Les AINS sont une famille de médicaments anti-inflammatoires largement utilisés par le grand public en cas de fièvre avec douleurs. Elle comprend notamment l'ibuprofène (substance active de médicaments très répandus, comme le Nurofen ou l'Advil) ou le kétoprofène.

Les auteurs de l'étude ont examiné les données de 72.000 malades du Covid admis dans 255 centre de soins d'Angleterre, d'Ecosse et du Pays de Galles entre janvier et août 2020. Parmi eux, 4.211 avaient pris des AINS (essentiellement de l'ibuprofène) avant leur hospitalisation.

Selon l'étude, la proportion de décès était similaire chez les patients qui avaient pris des AINS et ceux qui n'en avaient pas pris (30,4% et 31,3%).

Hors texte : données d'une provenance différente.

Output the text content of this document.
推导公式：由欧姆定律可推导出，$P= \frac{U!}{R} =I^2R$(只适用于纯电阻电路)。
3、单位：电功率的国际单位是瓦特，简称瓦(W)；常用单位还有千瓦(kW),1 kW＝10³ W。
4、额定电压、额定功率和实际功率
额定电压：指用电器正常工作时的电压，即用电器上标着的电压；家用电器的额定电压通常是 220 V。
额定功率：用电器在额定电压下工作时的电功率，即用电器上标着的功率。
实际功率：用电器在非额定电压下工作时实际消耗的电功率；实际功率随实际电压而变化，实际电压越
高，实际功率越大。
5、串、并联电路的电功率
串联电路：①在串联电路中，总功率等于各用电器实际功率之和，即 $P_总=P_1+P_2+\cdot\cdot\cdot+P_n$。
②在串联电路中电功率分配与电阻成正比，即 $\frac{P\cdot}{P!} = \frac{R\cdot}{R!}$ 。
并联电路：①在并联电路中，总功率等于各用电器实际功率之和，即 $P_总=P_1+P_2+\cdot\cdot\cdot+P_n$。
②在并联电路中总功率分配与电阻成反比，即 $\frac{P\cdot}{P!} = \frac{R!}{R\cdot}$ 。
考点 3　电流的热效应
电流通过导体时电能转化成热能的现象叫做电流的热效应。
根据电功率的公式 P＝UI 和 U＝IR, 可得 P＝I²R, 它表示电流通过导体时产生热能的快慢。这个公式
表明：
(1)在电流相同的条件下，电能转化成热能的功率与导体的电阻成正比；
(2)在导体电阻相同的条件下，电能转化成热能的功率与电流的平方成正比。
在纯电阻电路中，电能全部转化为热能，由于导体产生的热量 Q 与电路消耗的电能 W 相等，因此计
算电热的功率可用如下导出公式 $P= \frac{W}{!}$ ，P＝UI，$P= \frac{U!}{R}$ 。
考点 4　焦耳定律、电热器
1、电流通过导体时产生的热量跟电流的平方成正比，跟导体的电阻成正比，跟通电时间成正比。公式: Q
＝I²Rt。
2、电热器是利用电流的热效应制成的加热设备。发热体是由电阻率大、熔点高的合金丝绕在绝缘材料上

En outre, "au moment de l'admission à l'hôpital, nous n'avons observé aucune différence significative entre les deux groupes du point de vue de la gravité de l'état des patients", écrivent les chercheurs.

Ils concèdent toutefois l'existence de certaines limites à leurs travaux. Parmi elles, le fait qu'on ne sait pas pendant combien de temps les patients avaient pris des AINS, ni s'ils les prenaient sur le long terme pour des maladies chroniques ou occasionnellement pour des douleurs passagères.